El cine de terror se convierte así en una pesadilla cultural, en un ejercicio de catarsis a través del que los espectadores son capaces de mirar, si bien de soslayo, a todo aquello que sigue presente en nosotros pero ha sido excluido del ámbito de lo decible, y de lo pensable, en nuestra cultura occidental. Isabel Pinedo (1996: 36), por ejemplo, argumenta que «el terror desnaturaliza lo reprimido convirtiendo los elementos “naturales” de la vida cotidiana en la forma antinatural del monstruo. Esta transformación hace que, por lo menos emocionalmente, los terrores de la vida diaria se vuelvan accesibles. […] El cine de terror permite a la audiencia expresar, y así dominar hasta cierto punto, los sentimientos demasiado amenazadores como para ser articulados de forma consciente».

Sin embargo, es preciso matizar que si bien el texto fundador de Sigmund Freud utiliza como fuente la ficción —en este caso, los relatos de E. T. A. Hoffmann—, su objetivo no era tanto analizar la sociedad como la psique del individuo. Cabe citar aquí la objeción que Robert B. Ray (1985: 12-13) realizaba a propósito del psicoanálisis del cine: «las cadenas asociativas a través de las que Freud volvía sobre las imágenes de sus fuentes inconscientes eran totalmente privadas, estaban disponibles sólo para el soñador —y, tras un enorme esfuerzo, también para el propio Freud.
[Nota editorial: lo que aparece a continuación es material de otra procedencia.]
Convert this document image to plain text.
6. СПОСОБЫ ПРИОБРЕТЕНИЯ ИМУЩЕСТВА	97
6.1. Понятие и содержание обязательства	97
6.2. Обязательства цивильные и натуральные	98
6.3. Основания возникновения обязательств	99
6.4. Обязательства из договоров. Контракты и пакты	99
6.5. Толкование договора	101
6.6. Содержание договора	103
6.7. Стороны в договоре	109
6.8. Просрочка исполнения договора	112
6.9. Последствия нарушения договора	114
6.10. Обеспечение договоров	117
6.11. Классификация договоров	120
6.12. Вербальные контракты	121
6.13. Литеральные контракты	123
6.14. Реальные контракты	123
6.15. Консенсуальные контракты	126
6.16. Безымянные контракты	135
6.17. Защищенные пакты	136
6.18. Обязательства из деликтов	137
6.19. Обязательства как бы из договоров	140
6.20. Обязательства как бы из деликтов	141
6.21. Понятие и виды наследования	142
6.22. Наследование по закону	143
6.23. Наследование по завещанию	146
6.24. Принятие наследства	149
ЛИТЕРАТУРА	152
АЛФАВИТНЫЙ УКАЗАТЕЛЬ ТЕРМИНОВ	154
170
Las imágenes oníricas, en otras palabras, son inmejorables correlatos subjetivos, cuya importancia permanece oculta incluso para el soñador». Para salvar este abismo, a menudo se recurre a conceptos vagos como el de imaginario social o el de inconsciente colectivo, un término este último que pierde entidad cuando se desgaja de las tesis de Carl Jung.
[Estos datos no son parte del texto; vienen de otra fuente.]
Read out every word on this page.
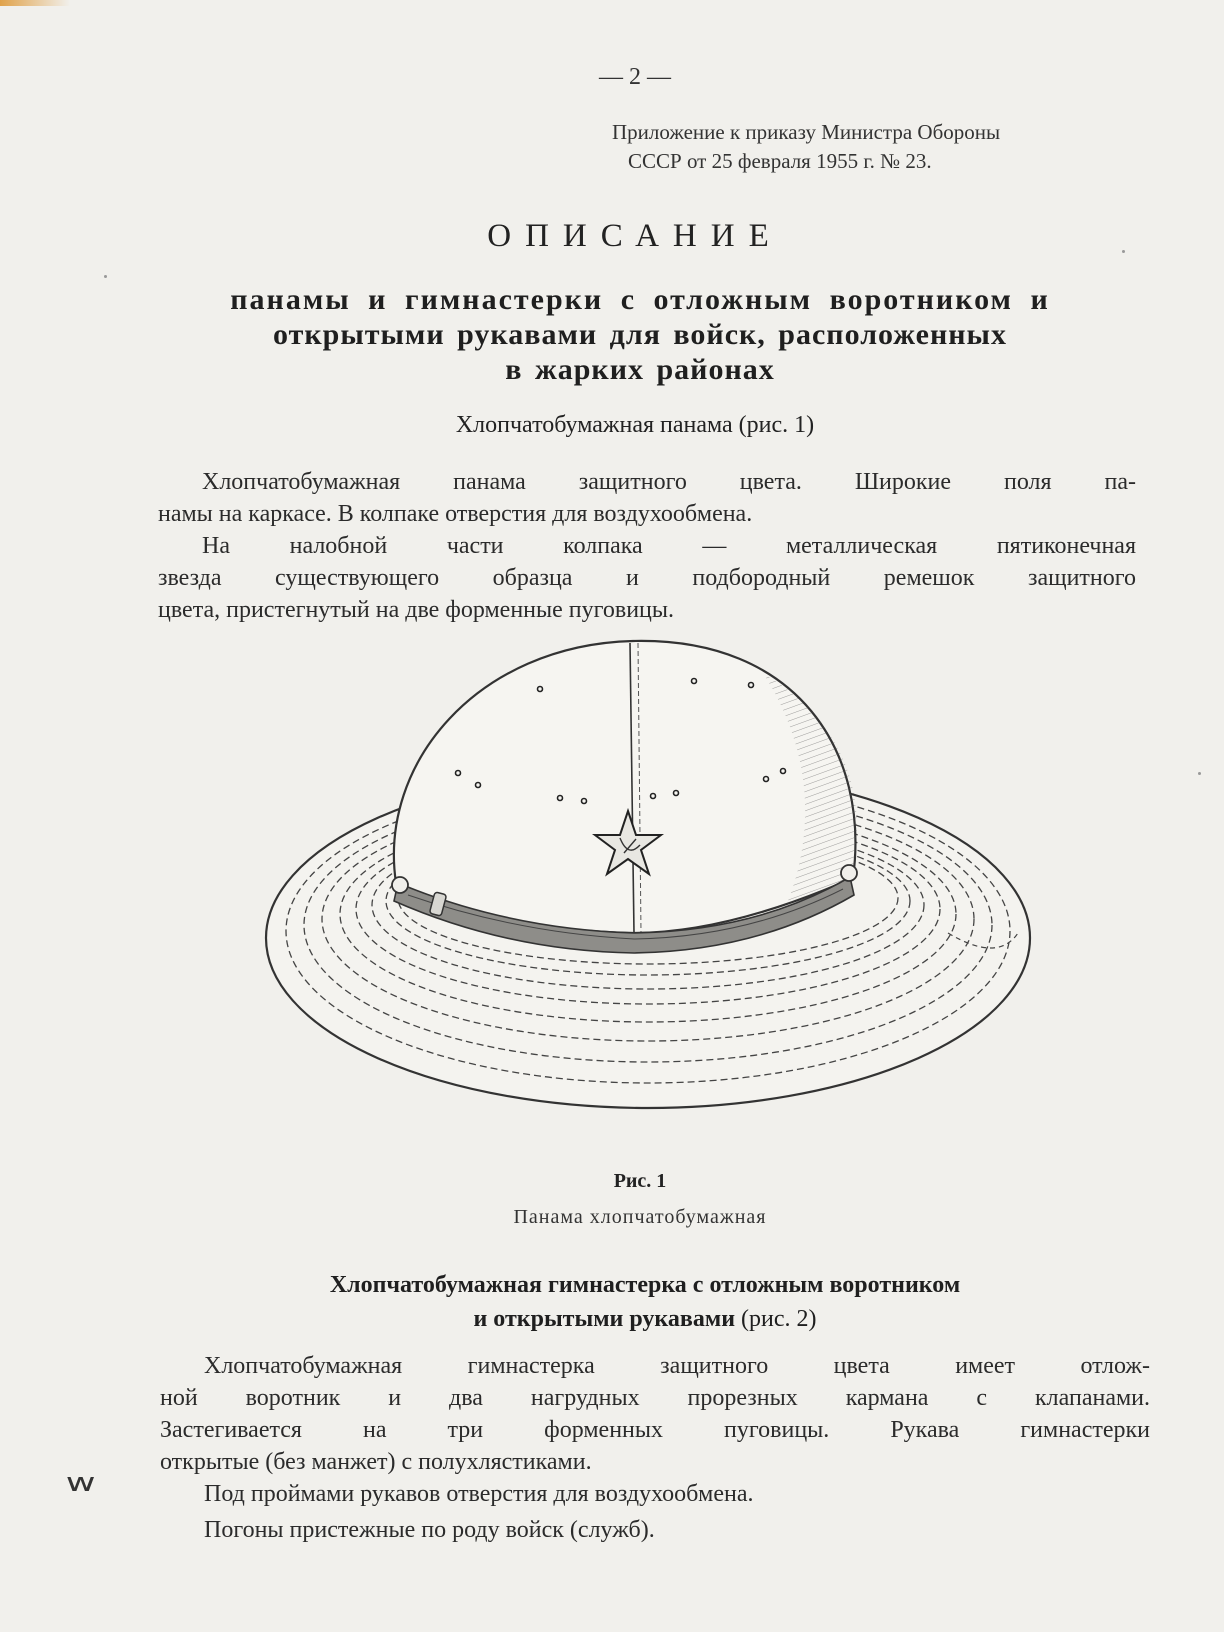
— 2 —
Приложение к приказу Министра Обороны
СССР от 25 февраля 1955 г. № 23.
ОПИСАНИЕ
панамы и гимнастерки с отложным воротником и
открытыми рукавами для войск, расположенных
в жарких районах
Хлопчатобумажная панама (рис. 1)
Хлопчатобумажная панама защитного цвета. Широкие поля па-
намы на каркасе. В колпаке отверстия для воздухообмена.
На налобной части колпака — металлическая пятиконечная
звезда существующего образца и подбородный ремешок защитного
цвета, пристегнутый на две форменные пуговицы.
Рис. 1
Панама хлопчатобумажная
Хлопчатобумажная гимнастерка с отложным воротником
и открытыми рукавами (рис. 2)
Хлопчатобумажная гимнастерка защитного цвета имеет отлож-
ной воротник и два нагрудных прорезных кармана с клапанами.
Застегивается на три форменных пуговицы. Рукава гимнастерки
открытые (без манжет) с полухлястиками.
Под проймами рукавов отверстия для воздухообмена.
Погоны пристежные по роду войск (служб).
w
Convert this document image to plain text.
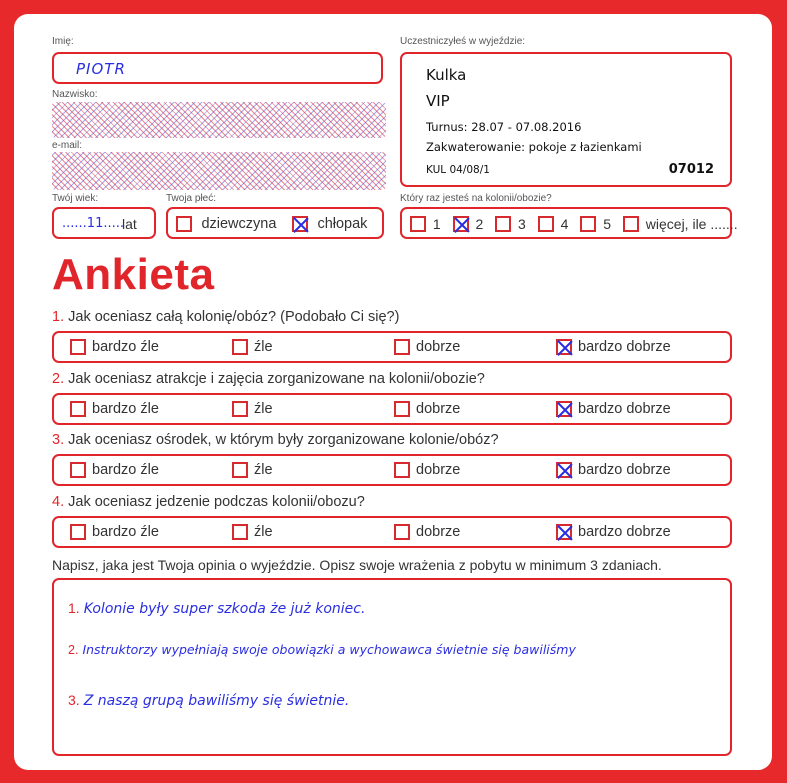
Imię:
PIOTR
Nazwisko:
e-mail:
Twój wiek:
......11.....
lat
Twoja płeć:
dziewczyna	chłopak
Uczestniczyłeś w wyjeździe:
Kulka
VIP
Turnus: 28.07 - 07.08.2016
Zakwaterowanie: pokoje z łazienkami
KUL 04/08/1	07012
Który raz jesteś na kolonii/obozie?
1 2 3 4 5 więcej, ile .......
Ankieta
1. Jak oceniasz całą kolonię/obóz? (Podobało Ci się?)
bardzo źle	źle	dobrze	bardzo dobrze
2. Jak oceniasz atrakcje i zajęcia zorganizowane na kolonii/obozie?
bardzo źle	źle	dobrze	bardzo dobrze
3. Jak oceniasz ośrodek, w którym były zorganizowane kolonie/obóz?
bardzo źle	źle	dobrze	bardzo dobrze
4. Jak oceniasz jedzenie podczas kolonii/obozu?
bardzo źle	źle	dobrze	bardzo dobrze
Napisz, jaka jest Twoja opinia o wyjeździe. Opisz swoje wrażenia z pobytu w minimum 3 zdaniach.
1. Kolonie były super szkoda że już koniec.
2. Instruktorzy wypełniają swoje obowiązki a wychowawca świetnie się bawiliśmy
3. Z naszą grupą bawiliśmy się świetnie.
Recurrir al inconsciente para analizar el cine de terror puede aportar analogías que no carecen de atractivo; sin embargo, consideramos que la mecánica de la ideología permite explicar con mayor precisión la relación entre el cine de terror y el orden social. Las aproximaciones de la psicología a esta tensión entre el monstruo y el orden nos aportan valiosos elementos de juicio a la hora de determinar el funcionamiento del género. Sin embargo, hemos de profundizar más en el carácter ideológico de esta estructura narrativa en la que la otredad interrumpe un statu quo que, o bien queda destruido, o bien se restaura con más fuerza.